Papillary structures fill the airspaces.
Psammoma bodies (calcifications) are abundant in the stroma.
A high power view of the psammoma bodies.
Papillary structures are admixed with typical glands seen in conventional adenocarcinoma.
Papillary structures may be seen in an otherwise conventional pulmonary adenocarcinoma. If this pattern is predominant, the lesion can be diagnosed as "adenocarcinoma, papillary type". Papillae with fibrovascular stalks fill the airspaces and psammoma bodies (similar to those seen in ovarian papillary carcinomas) are common. If the lesion is entirely papillary without recognizable conventional areas, one must consider the diagnosis of metastases from the ovary or thryoid as these organs also produce papillary carcinomas with psammomatous calcifications (Fletcher, Wick).

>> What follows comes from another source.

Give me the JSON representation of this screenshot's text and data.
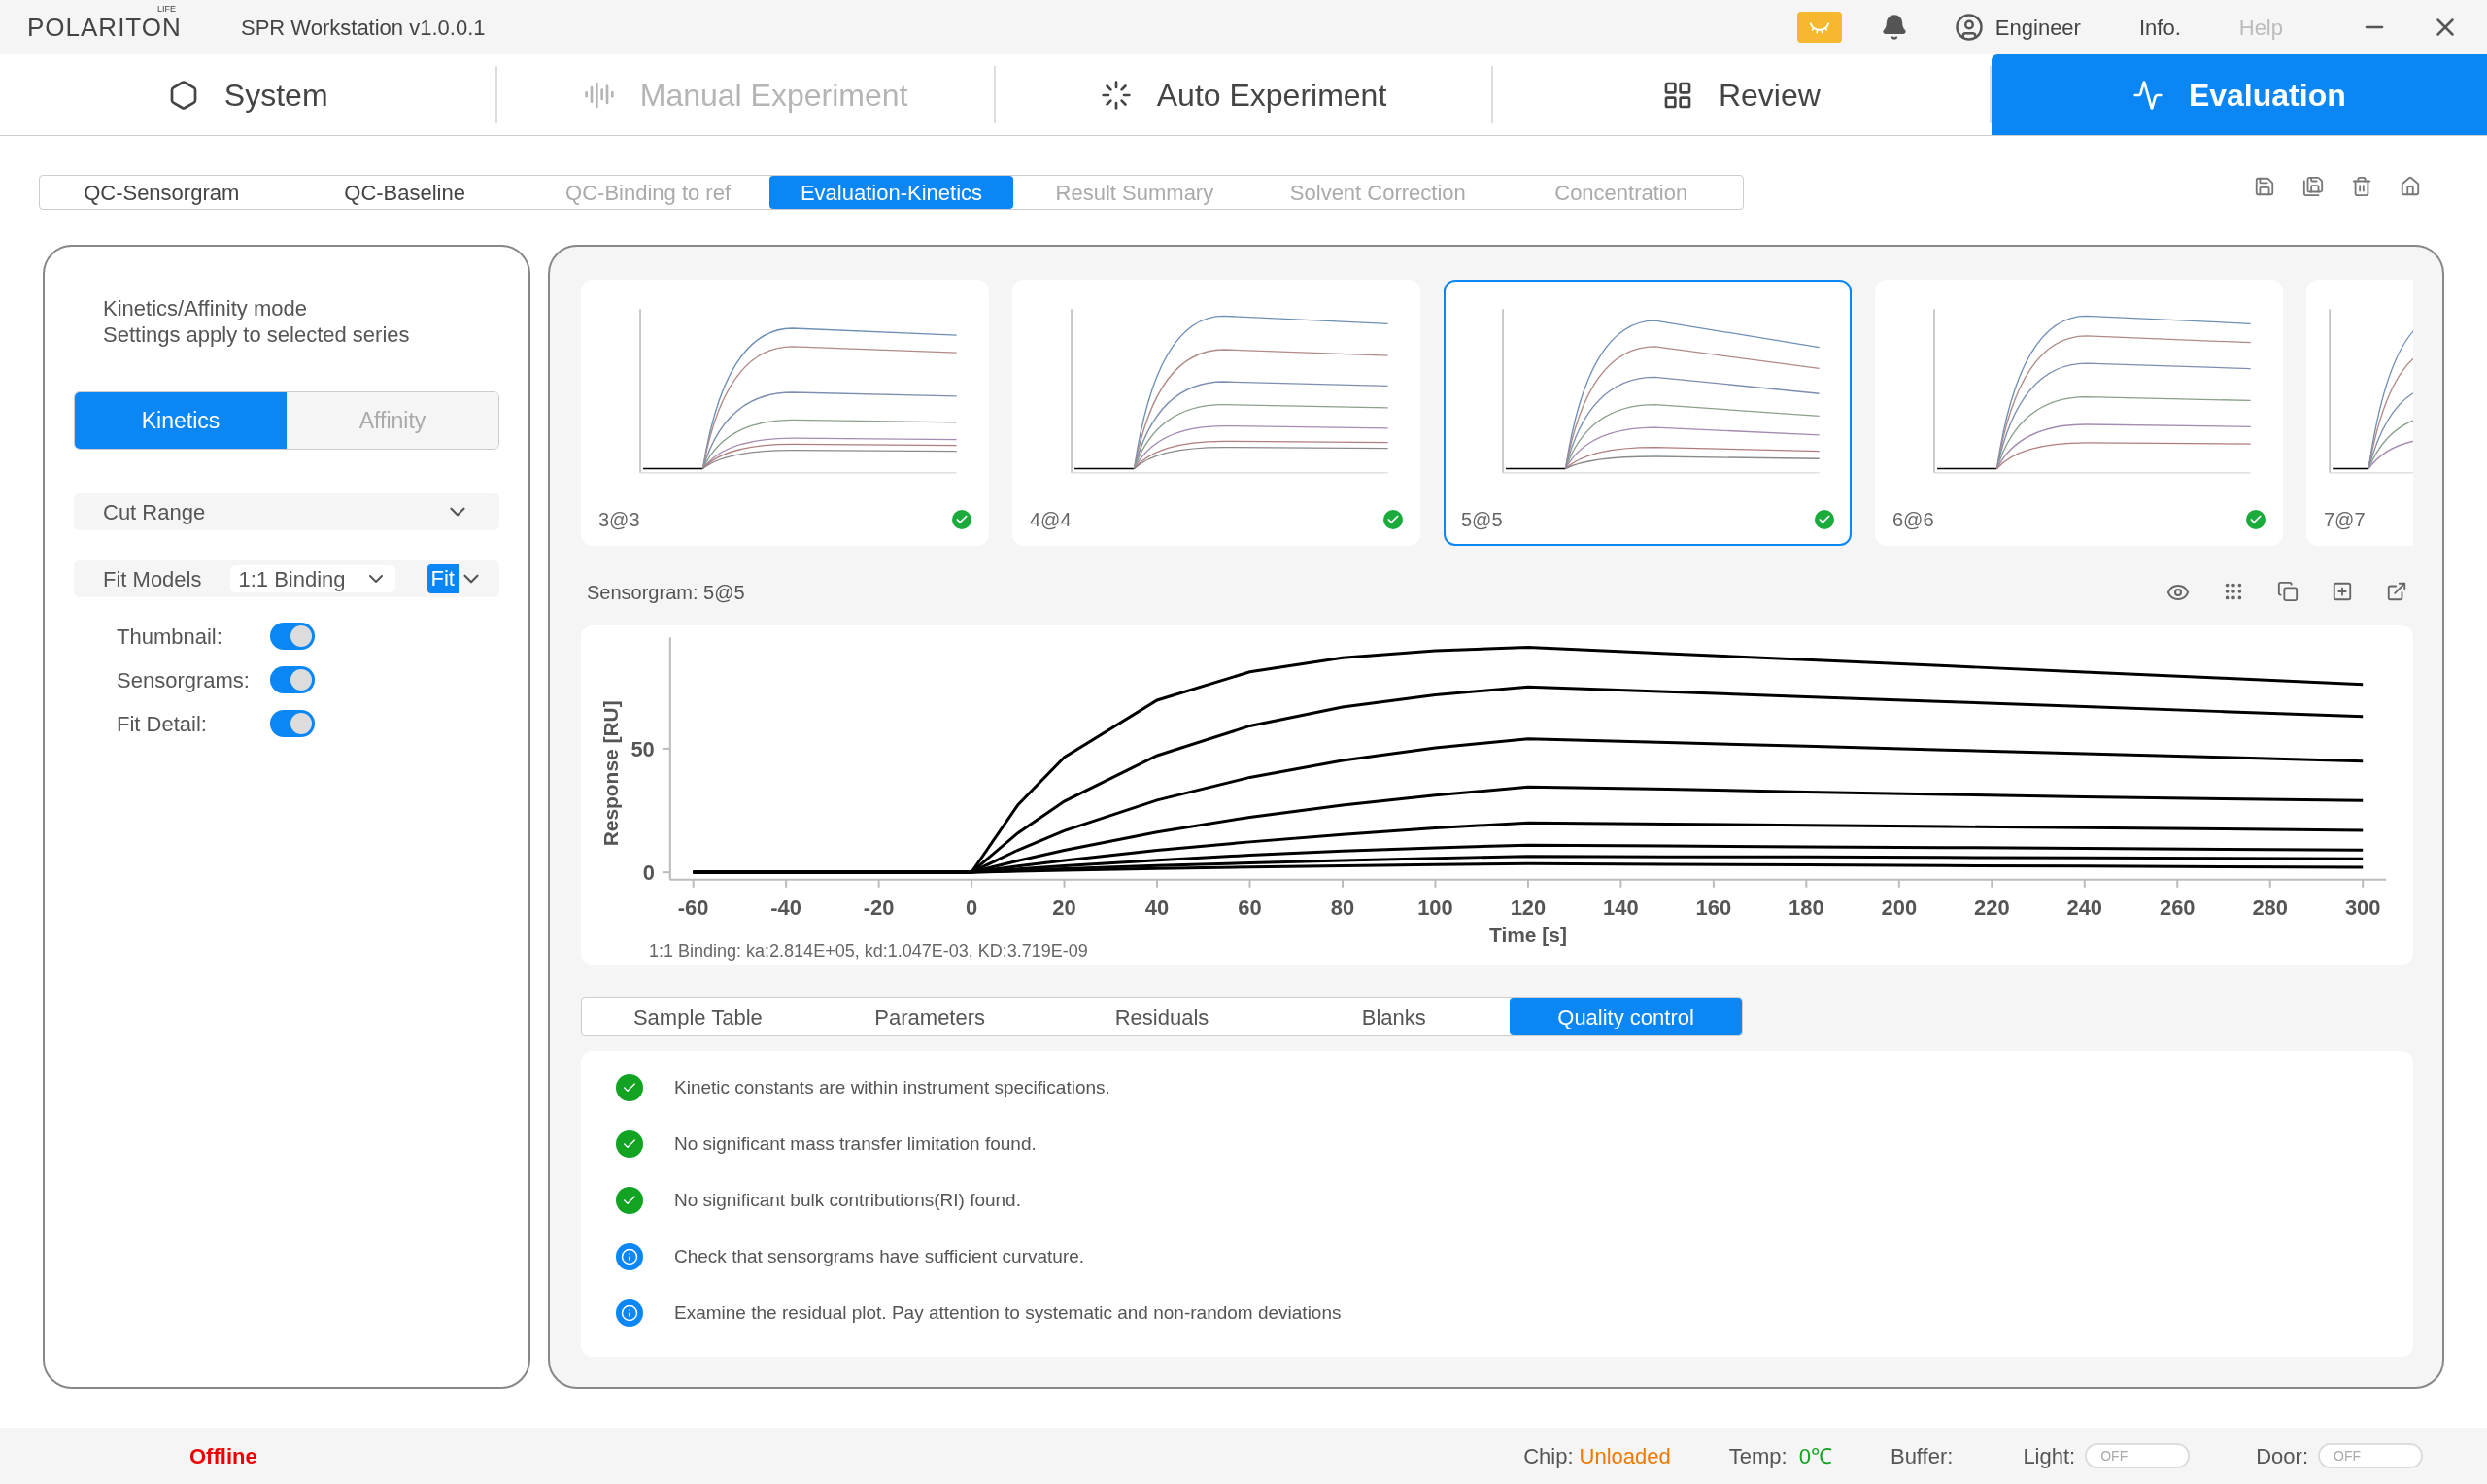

Several studies illustrate a higher than usual incidence of EGFR mutations in papillary and micropapillary adenocarcinomas of lung (De Oliveira Duarte Achcar)
Papillary adenocarcinomas have significantly worse prognosis compared to bronchioloalveolar carcinomas of the lung.
Leslie KO, Wick MR. Practical Pulmonary Pathology. Philadelphia, PA: Elvesier; 2005: 571.
Fletcher CDM, ed. Diagnostic Histopathology of Tumors. 3rd Ed. Philadelphia, PA: Elsevier; 2007: 184.
De Oliveira Duarte Achcar R, Nikiforova MN, Micropapillary lung adenocarcinoma: EGFR, K-ras, and BRAF mutational profile. Yousem SA. Am J Clin Pathol. 2009 May;131(5):694-700.